Looking out for speech disturbance may be the most important stroke sign

With COVID-19 protocols, fewer in-person doctor visits and ubiquitous face masks make tell-tale signs of stroke like facial drooping and arm weakness harder to detect.

Across the world, fewer people are going to the hospital to be treated for stroke, but that’s not because fewer people are having them. In July, Renyu Liu, a professor of anesthesiology and critical care in the Perelman School of Medicine published a study in CNS Neuroscience & Therapeutics that found that since the start of the COVID-19 pandemic, the global average for stroke hospitalizations decreased by about 42%, statistics spurred by people afraid to seek emergency medical care for fear of catching COVID-19. In a recently published editorial in the same journal, Liu suggests that that the pandemic, with its social distancing and mask wearing, may be also be contributing to a decline in people recognizing the common warning signs of stroke.
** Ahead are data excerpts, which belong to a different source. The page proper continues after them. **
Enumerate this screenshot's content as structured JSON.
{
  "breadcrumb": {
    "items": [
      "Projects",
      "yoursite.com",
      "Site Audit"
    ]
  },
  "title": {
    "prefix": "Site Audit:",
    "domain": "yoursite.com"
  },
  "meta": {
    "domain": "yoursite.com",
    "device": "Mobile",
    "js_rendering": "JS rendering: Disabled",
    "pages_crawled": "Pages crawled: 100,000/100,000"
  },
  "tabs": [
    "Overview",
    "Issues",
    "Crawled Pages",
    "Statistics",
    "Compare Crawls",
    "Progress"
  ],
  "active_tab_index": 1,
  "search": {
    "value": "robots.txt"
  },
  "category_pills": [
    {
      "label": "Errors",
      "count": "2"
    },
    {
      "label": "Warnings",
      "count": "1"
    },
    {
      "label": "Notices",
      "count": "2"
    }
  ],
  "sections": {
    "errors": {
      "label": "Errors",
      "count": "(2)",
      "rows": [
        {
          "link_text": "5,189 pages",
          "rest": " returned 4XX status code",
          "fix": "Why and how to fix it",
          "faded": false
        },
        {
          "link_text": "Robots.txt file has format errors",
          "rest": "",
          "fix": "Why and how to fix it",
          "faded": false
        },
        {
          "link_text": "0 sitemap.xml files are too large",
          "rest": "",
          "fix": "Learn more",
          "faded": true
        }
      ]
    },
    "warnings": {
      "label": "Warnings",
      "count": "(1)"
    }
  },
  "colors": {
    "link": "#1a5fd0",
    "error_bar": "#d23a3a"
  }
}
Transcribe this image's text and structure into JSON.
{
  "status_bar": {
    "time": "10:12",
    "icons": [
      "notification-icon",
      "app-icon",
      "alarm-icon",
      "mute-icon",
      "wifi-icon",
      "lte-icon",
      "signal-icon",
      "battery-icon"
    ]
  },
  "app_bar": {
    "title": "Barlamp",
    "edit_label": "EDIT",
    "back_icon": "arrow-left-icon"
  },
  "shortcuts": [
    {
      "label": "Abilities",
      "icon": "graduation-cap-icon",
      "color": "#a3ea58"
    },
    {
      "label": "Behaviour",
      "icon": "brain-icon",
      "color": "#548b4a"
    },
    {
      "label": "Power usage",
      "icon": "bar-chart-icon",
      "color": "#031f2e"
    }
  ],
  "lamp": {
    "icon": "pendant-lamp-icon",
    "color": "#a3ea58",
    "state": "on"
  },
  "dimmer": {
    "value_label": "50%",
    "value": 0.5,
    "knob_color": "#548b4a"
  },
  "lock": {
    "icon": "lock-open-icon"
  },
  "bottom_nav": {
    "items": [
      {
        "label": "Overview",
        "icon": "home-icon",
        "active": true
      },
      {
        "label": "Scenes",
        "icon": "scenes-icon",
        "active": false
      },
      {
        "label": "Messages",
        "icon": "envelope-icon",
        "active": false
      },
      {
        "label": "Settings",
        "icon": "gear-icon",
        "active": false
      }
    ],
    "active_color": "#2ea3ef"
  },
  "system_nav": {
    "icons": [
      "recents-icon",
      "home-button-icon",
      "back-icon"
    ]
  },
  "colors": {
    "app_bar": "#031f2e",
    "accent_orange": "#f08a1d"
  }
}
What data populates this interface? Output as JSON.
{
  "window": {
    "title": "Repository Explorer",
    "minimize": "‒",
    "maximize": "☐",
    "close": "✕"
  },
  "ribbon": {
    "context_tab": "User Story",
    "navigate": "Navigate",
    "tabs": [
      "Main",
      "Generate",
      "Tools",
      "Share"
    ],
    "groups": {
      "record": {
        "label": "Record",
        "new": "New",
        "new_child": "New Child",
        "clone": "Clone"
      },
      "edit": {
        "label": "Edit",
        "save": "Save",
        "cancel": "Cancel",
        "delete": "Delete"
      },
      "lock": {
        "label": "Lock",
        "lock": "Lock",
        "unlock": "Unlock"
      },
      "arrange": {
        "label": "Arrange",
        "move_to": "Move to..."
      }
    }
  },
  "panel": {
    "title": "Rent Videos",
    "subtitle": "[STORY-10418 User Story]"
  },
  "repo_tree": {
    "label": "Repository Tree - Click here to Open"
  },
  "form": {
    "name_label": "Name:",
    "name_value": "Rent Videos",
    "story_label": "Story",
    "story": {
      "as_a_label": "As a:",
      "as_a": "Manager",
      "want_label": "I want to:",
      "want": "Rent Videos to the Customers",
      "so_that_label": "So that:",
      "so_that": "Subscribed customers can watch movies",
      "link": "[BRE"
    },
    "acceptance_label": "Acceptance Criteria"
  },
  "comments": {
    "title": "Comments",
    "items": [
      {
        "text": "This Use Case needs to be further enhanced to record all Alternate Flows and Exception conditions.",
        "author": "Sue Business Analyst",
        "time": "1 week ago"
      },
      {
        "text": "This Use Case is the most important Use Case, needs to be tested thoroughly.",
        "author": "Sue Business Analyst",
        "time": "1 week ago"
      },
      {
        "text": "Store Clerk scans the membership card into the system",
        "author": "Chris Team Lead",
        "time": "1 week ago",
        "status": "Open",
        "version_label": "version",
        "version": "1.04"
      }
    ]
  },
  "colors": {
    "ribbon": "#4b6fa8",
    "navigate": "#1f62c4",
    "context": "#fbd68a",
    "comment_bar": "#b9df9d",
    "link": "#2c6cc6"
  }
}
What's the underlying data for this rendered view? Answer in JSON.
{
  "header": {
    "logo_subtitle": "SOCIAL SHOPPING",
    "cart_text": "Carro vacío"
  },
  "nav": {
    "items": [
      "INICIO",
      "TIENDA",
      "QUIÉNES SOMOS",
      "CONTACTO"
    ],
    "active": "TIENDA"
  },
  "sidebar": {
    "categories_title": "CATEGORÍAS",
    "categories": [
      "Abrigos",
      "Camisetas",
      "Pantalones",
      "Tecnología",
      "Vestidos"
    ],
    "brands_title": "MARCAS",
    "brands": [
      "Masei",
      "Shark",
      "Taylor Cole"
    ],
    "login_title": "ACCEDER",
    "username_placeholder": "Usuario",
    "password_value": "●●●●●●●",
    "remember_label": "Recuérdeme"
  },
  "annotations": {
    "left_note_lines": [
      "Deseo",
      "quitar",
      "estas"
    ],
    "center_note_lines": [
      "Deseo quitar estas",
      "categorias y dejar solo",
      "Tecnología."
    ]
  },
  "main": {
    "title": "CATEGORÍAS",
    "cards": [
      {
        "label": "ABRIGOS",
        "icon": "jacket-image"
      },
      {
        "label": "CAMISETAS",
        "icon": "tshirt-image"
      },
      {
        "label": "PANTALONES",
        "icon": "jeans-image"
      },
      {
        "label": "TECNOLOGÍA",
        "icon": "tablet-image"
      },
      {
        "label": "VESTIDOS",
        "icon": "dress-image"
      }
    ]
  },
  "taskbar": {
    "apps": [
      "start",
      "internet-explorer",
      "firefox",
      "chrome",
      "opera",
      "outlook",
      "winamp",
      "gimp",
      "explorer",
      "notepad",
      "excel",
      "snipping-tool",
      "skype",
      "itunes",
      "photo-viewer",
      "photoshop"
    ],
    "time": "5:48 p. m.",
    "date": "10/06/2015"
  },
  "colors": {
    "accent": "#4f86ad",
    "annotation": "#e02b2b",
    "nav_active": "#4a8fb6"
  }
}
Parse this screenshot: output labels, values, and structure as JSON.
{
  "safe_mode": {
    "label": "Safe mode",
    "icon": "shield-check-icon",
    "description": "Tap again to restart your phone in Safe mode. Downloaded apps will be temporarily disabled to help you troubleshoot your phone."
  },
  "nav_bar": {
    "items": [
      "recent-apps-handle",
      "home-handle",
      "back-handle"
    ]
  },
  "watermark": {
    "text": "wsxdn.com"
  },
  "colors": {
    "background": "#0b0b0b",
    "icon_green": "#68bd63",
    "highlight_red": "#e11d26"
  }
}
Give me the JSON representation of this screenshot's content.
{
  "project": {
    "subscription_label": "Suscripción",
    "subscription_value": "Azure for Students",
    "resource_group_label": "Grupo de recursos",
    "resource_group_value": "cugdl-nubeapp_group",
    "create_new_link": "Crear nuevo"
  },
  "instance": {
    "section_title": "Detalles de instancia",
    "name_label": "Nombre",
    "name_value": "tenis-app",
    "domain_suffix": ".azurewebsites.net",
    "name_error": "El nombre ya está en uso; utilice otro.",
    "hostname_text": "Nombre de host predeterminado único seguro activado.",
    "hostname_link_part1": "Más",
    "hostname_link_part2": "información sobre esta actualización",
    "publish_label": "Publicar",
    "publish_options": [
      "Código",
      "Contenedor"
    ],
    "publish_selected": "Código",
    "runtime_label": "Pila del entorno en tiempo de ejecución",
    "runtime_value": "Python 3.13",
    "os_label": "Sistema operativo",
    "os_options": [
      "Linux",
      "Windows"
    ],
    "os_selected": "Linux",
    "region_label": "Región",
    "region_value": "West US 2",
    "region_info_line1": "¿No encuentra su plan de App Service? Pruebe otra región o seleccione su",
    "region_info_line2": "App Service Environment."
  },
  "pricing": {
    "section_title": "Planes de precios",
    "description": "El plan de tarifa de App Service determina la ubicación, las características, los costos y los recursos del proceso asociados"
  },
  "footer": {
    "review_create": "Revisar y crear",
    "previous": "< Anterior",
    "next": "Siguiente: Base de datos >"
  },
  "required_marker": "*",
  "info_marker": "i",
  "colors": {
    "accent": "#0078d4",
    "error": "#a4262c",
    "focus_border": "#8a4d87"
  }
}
Traditionally, FAST (face, arms, speech, time) has been the acronym used to educate the public about stroke symptoms. Liu points out that this acronym puts its greatest emphasis on symptoms that are harder to notice during the pandemic: Facial drooping is one of the common signs of stroke, but it might not be noticeable it on someone who is wearing a mask, or standing far away. With a major shift to more video chats as a main means of communication, speech disturbance may be the only sign of stroke people might readily be able to pick up on.

Liu and his collaborators suggest an alternative to the FAST acronym, which places facial drooping and arm weakness ahead of speech disturbance. Liu proposes the adoption of Stroke 9-1-1 (S911), a novel program, where “S” represents “stroke” and “speech disturbance” while urging people to immediately call 911. The nine also stands as a reminder to get people to spell n-i-n-e to verify slurred speech, the one stands for one weak arm, and the second one stands for one uneven face, i.e. a crooked mouth.